Observe that the p-torsion subscheme \(\mathcal {J}[p]\) is an étale sheaf over U and defines a representation of the étale fundamental group

$$\begin{aligned} \rho : \pi ^{\acute{e}t}_1(U,u_0) \rightarrow {\text {GSp}}_{2g}(\mathbb {F}_p), \end{aligned}$$

where \(u_0\) is a fixed basepoint for U.Footnote 2 We claim \(\rho \) is surjective.

Indeed, by the Weil pairing, it suffices to show that \(\rho (\pi ^{\acute{e}t}_1(U_{\mathbb {C}},u_0)) = {\text {Sp}}_{2g}(\mathbb {F}_p)\), where \(U_{\mathbb {C}}\) is the base change of U to \(\mathbb {C}\). Since p is odd, this follows from [1, Théorème 1(1)]; A’Campo uses the topological fundamental group but we note that the étale fundamental group is isomorphic to the profinite completion of the topological one in the complex setting by Riemann’s existence theorem.
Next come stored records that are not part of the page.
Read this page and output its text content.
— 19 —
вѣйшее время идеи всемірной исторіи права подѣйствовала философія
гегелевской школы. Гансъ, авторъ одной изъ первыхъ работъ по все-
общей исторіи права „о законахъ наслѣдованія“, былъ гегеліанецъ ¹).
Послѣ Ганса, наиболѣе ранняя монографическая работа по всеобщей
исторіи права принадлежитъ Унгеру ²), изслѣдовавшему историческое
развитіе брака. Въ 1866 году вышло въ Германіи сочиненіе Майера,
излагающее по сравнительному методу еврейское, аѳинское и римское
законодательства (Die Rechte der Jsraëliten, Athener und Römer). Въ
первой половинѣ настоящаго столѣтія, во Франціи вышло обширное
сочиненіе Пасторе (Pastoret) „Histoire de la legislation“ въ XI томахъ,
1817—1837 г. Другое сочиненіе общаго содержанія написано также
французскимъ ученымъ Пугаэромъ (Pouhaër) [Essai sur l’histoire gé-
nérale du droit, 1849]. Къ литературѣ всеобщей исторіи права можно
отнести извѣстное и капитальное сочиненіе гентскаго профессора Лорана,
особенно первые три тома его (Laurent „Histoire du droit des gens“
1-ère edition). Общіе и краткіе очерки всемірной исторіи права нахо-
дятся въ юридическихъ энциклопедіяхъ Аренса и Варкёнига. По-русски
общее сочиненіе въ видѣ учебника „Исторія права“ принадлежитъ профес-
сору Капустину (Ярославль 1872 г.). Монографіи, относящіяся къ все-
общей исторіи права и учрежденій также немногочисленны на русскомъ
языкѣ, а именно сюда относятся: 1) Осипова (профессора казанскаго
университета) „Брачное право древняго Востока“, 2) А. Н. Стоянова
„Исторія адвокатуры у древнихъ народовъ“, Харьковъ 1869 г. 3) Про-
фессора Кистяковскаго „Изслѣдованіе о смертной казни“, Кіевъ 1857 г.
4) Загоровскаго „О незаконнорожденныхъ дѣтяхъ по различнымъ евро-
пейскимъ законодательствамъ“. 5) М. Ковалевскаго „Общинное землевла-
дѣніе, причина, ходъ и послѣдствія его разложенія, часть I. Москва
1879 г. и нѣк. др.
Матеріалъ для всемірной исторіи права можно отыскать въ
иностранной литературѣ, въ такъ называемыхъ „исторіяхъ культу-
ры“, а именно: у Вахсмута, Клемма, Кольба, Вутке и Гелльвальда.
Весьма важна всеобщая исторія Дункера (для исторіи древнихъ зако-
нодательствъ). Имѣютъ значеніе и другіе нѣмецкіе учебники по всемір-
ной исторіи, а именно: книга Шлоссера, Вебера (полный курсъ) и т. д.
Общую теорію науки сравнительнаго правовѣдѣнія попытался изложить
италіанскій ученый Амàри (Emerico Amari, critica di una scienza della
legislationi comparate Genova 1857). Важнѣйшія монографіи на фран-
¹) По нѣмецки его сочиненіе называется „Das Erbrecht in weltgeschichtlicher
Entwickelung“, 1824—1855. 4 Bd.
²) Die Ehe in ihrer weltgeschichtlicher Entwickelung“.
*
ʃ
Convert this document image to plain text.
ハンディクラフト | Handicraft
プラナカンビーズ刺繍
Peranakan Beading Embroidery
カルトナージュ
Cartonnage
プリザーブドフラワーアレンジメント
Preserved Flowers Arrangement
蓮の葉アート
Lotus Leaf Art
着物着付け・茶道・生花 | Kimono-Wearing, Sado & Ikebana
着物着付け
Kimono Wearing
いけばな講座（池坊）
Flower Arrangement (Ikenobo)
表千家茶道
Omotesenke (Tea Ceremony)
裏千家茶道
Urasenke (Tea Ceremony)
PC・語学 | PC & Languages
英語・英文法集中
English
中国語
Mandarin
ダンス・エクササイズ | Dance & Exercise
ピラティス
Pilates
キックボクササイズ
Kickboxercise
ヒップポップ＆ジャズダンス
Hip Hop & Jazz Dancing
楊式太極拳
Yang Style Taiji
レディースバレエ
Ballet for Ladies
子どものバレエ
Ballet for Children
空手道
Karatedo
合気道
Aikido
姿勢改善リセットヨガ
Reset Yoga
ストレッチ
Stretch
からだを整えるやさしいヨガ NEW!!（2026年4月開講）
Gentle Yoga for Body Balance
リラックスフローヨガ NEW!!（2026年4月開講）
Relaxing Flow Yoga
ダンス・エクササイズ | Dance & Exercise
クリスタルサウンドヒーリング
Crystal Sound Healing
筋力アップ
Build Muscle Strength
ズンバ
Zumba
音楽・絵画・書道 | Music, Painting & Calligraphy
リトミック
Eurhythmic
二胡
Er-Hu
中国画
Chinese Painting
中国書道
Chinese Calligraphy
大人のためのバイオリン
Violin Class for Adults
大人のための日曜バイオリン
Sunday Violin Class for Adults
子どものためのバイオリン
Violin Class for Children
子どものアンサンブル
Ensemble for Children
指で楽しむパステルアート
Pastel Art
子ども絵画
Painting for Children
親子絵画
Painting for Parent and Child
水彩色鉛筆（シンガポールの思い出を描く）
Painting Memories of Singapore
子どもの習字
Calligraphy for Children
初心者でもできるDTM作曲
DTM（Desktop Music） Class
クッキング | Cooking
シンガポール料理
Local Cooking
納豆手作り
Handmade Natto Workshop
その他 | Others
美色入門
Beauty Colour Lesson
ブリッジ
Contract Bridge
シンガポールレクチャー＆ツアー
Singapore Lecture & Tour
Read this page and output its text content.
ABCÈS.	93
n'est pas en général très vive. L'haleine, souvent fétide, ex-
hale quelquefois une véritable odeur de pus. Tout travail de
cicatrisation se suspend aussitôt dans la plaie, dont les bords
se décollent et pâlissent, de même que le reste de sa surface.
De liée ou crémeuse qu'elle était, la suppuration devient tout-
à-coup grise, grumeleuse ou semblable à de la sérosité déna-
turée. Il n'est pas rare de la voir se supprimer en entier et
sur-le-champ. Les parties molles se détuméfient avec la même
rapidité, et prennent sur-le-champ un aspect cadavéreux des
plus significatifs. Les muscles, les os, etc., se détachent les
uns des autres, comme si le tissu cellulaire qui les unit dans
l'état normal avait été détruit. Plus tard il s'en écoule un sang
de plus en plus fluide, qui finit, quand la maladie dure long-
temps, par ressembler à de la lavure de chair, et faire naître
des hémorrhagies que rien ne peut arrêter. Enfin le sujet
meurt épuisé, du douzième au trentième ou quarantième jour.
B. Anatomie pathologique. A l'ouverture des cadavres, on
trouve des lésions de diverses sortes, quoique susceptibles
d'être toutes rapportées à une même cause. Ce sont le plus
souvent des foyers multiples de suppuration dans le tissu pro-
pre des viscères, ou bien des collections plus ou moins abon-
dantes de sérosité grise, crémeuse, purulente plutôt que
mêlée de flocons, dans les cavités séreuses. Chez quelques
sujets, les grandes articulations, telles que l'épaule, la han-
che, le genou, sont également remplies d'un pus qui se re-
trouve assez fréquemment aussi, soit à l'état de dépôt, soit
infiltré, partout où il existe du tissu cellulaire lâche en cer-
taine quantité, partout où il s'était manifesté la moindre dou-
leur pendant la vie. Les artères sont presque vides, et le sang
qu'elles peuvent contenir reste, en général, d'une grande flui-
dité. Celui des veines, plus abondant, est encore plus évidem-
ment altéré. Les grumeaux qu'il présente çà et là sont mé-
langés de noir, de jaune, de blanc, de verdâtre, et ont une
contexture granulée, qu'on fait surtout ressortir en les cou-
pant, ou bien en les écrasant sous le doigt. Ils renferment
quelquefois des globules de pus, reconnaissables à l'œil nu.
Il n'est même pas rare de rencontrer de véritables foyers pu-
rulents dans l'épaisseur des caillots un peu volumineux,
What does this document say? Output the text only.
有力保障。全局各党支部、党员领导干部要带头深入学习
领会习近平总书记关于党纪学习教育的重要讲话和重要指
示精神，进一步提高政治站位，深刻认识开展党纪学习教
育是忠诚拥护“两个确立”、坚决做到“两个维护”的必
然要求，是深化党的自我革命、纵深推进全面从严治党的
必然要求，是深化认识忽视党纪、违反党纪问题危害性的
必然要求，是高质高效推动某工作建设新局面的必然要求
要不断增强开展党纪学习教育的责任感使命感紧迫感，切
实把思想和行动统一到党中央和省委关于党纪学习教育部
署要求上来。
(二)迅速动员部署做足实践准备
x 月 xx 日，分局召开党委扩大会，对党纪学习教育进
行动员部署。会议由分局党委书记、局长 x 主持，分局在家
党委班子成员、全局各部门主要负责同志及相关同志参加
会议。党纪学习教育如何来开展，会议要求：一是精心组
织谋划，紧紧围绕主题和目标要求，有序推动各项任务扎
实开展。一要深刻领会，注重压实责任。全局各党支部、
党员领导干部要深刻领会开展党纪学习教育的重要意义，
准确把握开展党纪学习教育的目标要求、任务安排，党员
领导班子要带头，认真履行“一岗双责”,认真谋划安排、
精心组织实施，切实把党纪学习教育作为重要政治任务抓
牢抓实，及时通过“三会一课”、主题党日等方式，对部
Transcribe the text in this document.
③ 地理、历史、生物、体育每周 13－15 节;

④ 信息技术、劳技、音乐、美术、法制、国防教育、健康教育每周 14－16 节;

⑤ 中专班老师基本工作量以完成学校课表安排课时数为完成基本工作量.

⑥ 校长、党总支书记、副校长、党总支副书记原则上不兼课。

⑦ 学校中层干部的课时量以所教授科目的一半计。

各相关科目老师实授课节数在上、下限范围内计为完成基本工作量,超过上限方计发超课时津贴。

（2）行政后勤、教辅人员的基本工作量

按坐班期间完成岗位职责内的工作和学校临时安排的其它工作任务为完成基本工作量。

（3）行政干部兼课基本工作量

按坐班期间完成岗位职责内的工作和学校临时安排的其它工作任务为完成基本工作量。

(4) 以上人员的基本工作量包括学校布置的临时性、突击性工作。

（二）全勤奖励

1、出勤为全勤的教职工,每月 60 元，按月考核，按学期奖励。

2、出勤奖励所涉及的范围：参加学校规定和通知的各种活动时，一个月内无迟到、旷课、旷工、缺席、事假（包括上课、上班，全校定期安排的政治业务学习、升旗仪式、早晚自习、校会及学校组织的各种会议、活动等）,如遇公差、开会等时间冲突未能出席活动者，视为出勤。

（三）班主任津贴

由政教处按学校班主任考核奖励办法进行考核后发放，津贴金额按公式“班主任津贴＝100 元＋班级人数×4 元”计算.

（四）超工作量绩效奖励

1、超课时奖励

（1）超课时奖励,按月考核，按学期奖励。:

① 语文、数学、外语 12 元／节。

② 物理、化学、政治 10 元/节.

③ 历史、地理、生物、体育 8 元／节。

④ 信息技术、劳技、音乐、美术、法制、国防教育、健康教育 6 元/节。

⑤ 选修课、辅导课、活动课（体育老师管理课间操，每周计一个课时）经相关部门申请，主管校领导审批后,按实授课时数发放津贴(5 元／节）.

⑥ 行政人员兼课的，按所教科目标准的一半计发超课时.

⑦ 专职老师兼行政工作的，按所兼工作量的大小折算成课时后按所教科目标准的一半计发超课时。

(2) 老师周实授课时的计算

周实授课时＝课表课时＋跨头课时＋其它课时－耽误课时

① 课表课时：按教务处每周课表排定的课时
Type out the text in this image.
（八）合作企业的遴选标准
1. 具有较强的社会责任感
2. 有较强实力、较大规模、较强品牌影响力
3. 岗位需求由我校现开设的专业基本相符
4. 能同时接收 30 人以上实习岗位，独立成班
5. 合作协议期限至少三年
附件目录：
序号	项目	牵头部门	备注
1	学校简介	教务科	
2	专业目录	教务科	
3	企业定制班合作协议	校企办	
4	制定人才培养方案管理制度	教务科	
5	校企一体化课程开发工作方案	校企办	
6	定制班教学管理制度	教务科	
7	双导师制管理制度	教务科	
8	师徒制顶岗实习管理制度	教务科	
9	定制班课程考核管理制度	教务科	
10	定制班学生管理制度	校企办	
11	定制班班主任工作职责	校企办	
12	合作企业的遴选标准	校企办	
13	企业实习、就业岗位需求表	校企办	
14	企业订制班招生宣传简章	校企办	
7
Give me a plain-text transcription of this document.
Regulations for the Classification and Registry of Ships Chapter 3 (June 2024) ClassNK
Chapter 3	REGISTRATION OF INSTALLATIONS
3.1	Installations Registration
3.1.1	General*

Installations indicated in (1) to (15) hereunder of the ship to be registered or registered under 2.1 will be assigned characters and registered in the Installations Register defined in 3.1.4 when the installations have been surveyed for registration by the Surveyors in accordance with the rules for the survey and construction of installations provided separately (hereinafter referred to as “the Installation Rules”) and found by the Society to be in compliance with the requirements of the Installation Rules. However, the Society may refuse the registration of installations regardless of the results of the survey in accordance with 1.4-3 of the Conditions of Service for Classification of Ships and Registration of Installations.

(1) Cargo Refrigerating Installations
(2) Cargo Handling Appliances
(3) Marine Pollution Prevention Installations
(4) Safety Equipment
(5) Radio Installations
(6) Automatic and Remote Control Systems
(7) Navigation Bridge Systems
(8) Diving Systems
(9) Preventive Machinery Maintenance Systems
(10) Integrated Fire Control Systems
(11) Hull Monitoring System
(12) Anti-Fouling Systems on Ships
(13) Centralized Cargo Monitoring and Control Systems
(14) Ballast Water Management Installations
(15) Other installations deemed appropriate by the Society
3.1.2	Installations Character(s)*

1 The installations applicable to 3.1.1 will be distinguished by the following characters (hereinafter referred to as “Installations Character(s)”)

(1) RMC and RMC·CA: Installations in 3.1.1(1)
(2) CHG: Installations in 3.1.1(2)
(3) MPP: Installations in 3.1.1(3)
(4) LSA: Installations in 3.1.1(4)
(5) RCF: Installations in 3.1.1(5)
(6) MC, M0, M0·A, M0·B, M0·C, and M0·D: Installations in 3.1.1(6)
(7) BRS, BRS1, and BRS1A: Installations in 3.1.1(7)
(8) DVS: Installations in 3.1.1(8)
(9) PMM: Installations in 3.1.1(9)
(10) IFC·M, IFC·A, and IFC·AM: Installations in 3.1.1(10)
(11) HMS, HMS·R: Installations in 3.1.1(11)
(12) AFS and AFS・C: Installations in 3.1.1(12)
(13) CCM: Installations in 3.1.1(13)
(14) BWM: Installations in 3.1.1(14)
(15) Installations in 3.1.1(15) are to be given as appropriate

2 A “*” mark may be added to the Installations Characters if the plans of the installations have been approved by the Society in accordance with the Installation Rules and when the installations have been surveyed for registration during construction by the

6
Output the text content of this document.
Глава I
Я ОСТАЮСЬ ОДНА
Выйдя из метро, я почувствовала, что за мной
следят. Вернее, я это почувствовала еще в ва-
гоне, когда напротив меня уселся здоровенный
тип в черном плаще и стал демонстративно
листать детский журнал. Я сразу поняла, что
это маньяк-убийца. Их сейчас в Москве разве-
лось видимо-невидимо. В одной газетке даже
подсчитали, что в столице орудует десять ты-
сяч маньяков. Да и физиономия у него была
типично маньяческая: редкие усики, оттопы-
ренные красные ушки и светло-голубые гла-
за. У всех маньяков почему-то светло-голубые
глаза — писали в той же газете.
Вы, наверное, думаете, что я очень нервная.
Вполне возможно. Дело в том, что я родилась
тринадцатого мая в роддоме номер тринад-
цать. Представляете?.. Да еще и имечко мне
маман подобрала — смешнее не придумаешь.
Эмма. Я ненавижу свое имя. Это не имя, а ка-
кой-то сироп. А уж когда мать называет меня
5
By Hilbert’s irreducibility theorem, the set of polynomials \(f_a\) with integer coefficients (corresponding to points \(a \in U(\mathbb {Q}) \cap \mathbb {Z}^{2g+3}\)) such that the specialisation of \(\rho \) at a induces an isomorphism \({\text {Gal}}(\mathbb {Q}(\mathcal {J}_a[p])/\mathbb {Q}) \cong {\text {GSp}}_{2g}(\mathbb {F}_p)\) has density 1 inside \(\mathbb {Z}^{2g+3}\) (see for example [8, p. 123]). From the proof of Theorem 1.2, we see that there is a congruence class of polynomials \(f_a\) such that \(\mathbb {Q}(\mathcal {J}_a[p])/\mathbb {Q}\) is a tame extension and hence the intersection of these two sets has positive density in \(\mathbb {Z}^{2g+3}\) which proves the result. \(\square \)

Remark 5.3

It is possible to extend the above proof to realise \({\text {GSp}}_{2g}(\mathbb {Z}/m\mathbb {Z})\) by looking at m-torsion instead when m is odd and squarefree. Indeed, tameness is done similarly (cf. Remark 2.4) and a refinement of Hilbert’s irreducibility theorem enables us to ensure the p-torsion fields are disjoint for all \(p \mid m\).